C’est aussi une machine de persistance idéale. Parce qu’ISE reçoit et journalise chaque tentative d’authentification du parc, un attaquant qui y est installé voit passer les identifiants et peut choisir ses prochaines cibles avec une visibilité que peu d’autres positions offrent. La recommandation de Cisco de réimager les nœuds compromis plutôt que de simplement les nettoyer n’est pas un excès de prudence : avec un accès root, on ne peut plus faire confiance à la machine pour attester de sa propre intégrité.
Ce qu’il faut faire
Cinq actions, par ordre de priorité :
- Mettez ISE à jour immédiatement. La faille d’authentification est exploitée et sans workaround : la fenêtre n’est pas une question de « si », mais de « qui est déjà passé ». Les versions corrigées sont 3.1 Patch 12, 3.2 Patch 11, 3.3 Patch 12, 3.4 Patch 7 et 3.5 Patch 4.
- En attendant la mise à jour, restreignez le plan de gestion. Cisco préconise des iACL (access lists d’infrastructure) n’autorisant que le trafic de gestion et de contrôle strictement nécessaire vers l’appareil. C’est un pansement, mais il réduit la surface du contournement.
- Vérifiez l’exploitation passée.

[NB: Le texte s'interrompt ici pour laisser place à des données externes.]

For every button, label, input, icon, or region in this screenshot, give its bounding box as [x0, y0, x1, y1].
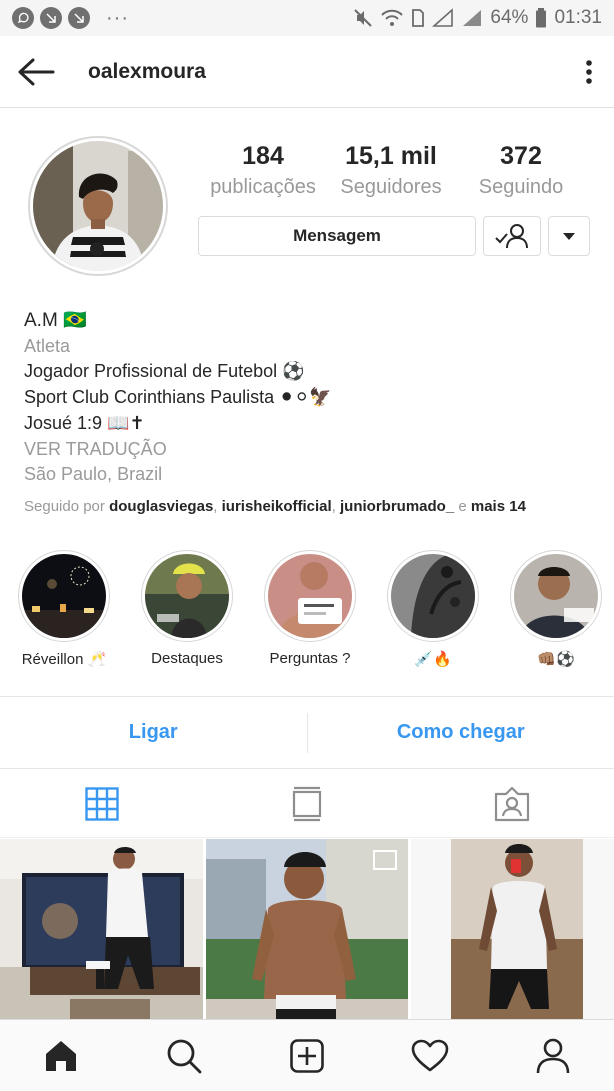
highlight-cover	[391, 554, 475, 638]
bio-line: Jogador Profissional de Futebol ⚽	[24, 361, 305, 382]
highlight-cover	[268, 554, 352, 638]
profile-action-buttons: Mensagem	[198, 216, 590, 256]
highlight-label: 👊🏽⚽	[537, 651, 575, 668]
highlight-label: Perguntas ?	[269, 650, 351, 667]
sim-icon	[411, 8, 425, 28]
highlight-cover	[514, 554, 598, 638]
suggestions-dropdown-button[interactable]	[548, 216, 590, 256]
more-vertical-icon	[586, 59, 592, 84]
profile-avatar[interactable]	[28, 136, 168, 276]
battery-percent: 64%	[490, 7, 529, 28]
nav-activity[interactable]	[368, 1020, 491, 1091]
followed-by-user[interactable]: juniorbrumado_	[340, 498, 454, 515]
status-bar: ··· 64% 01:31	[0, 0, 614, 36]
bottom-navigation	[0, 1019, 614, 1091]
contact-bar: Ligar Como chegar	[0, 696, 614, 769]
stat-label: Seguindo	[478, 176, 564, 198]
followed-by-and: e	[454, 497, 471, 515]
add-post-icon	[290, 1038, 324, 1073]
nav-new-post[interactable]	[246, 1020, 369, 1091]
stat-label: Seguidores	[340, 176, 442, 198]
followed-by-more[interactable]: mais 14	[471, 498, 526, 515]
tab-tagged[interactable]	[409, 770, 614, 837]
tab-grid[interactable]	[0, 770, 205, 837]
battery-icon	[535, 8, 547, 28]
home-icon	[46, 1040, 77, 1071]
nav-profile[interactable]	[491, 1020, 614, 1091]
location-link[interactable]: São Paulo, Brazil	[24, 462, 594, 488]
followers-count[interactable]: 15,1 mil Seguidores	[326, 140, 456, 202]
highlight-cover	[145, 554, 229, 638]
posts-count[interactable]: 184 publicações	[200, 140, 326, 202]
followed-by[interactable]: Seguido por douglasviegas, iurisheikoffi…	[24, 496, 594, 518]
missed-call-icon	[68, 7, 90, 29]
tagged-icon	[494, 786, 529, 821]
bio-line: Sport Club Corinthians Paulista ⚫⚪🦅	[24, 387, 332, 408]
instagram-profile-screen: ··· 64% 01:31 oalexmoura 184 publicações…	[0, 0, 614, 1091]
profile-icon	[536, 1038, 569, 1073]
following-button[interactable]	[483, 216, 541, 256]
followed-by-user[interactable]: douglasviegas	[109, 498, 213, 515]
display-name: A.M 🇧🇷	[24, 310, 87, 331]
highlight-tattoo[interactable]: 💉🔥	[378, 550, 488, 668]
following-count[interactable]: 372 Seguindo	[456, 140, 586, 202]
post-thumbnail[interactable]	[0, 839, 203, 1019]
directions-button[interactable]: Como chegar	[308, 697, 614, 768]
caret-down-icon	[563, 233, 575, 240]
profile-username: oalexmoura	[88, 59, 206, 83]
options-menu-button[interactable]	[564, 36, 614, 108]
highlight-destaques[interactable]: Destaques	[132, 550, 242, 667]
highlight-cover	[22, 554, 106, 638]
grid-icon	[85, 786, 120, 821]
back-button[interactable]	[0, 36, 72, 108]
stat-value: 15,1 mil	[345, 142, 437, 170]
message-button[interactable]: Mensagem	[198, 216, 476, 256]
followed-by-prefix: Seguido por	[24, 497, 110, 515]
highlight-label: Réveillon 🥂	[21, 651, 107, 668]
more-notifications: ···	[106, 6, 129, 29]
profile-stats: 184 publicações 15,1 mil Seguidores 372 …	[200, 140, 590, 202]
stat-label: publicações	[210, 176, 316, 198]
highlight-reveillon[interactable]: Réveillon 🥂	[9, 550, 119, 668]
heart-icon	[411, 1039, 449, 1071]
whatsapp-icon	[12, 7, 34, 29]
posts-grid	[0, 839, 614, 1019]
profile-bio: A.M 🇧🇷 Atleta Jogador Profissional de Fu…	[24, 308, 594, 518]
wifi-icon	[380, 8, 404, 28]
stat-value: 184	[242, 142, 284, 170]
mute-icon	[353, 8, 373, 28]
nav-home[interactable]	[0, 1020, 123, 1091]
bio-line: Josué 1:9 📖✝	[24, 412, 145, 433]
missed-call-icon	[40, 7, 62, 29]
signal-icon	[461, 8, 483, 28]
highlight-football[interactable]: 👊🏽⚽	[501, 550, 611, 668]
see-translation-link[interactable]: VER TRADUÇÃO	[24, 437, 594, 463]
profile-tabs	[0, 770, 614, 838]
arrow-left-icon	[18, 58, 55, 85]
signal-icon	[432, 8, 454, 28]
call-button[interactable]: Ligar	[0, 697, 307, 768]
avatar	[33, 141, 163, 271]
followed-by-user[interactable]: iurisheikofficial	[222, 498, 332, 515]
top-app-bar: oalexmoura	[0, 36, 614, 108]
stat-value: 372	[500, 142, 542, 170]
feed-icon	[292, 786, 322, 821]
highlight-label: 💉🔥	[414, 651, 452, 668]
post-thumbnail[interactable]	[205, 839, 409, 1019]
tab-feed[interactable]	[205, 770, 410, 837]
clock: 01:31	[554, 7, 602, 28]
highlight-perguntas[interactable]: Perguntas ?	[255, 550, 365, 667]
user-check-icon	[495, 224, 528, 249]
post-thumbnail[interactable]	[411, 839, 614, 1019]
highlight-label: Destaques	[151, 650, 223, 667]
nav-search[interactable]	[123, 1020, 246, 1091]
search-icon	[167, 1039, 202, 1073]
story-highlights: Réveillon 🥂 Destaques Perguntas ? 💉🔥 👊🏽⚽	[0, 550, 614, 675]
category-label: Atleta	[24, 335, 71, 356]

Sur chaque nœud, inspectez
access.logà la recherche d’identifiants suspects — Cisco fournit la commandeshow logging application ise-kong/access.log | include dummyuser— et croisez avec les journaux pare-feu et réseau externes. - Réimagez tout nœud suspect. Si une activité malveillante est soupçonnée, Cisco recommande de réimager le nœud et de le restaurer depuis une sauvegarde de configuration, pas de le « nettoyer ».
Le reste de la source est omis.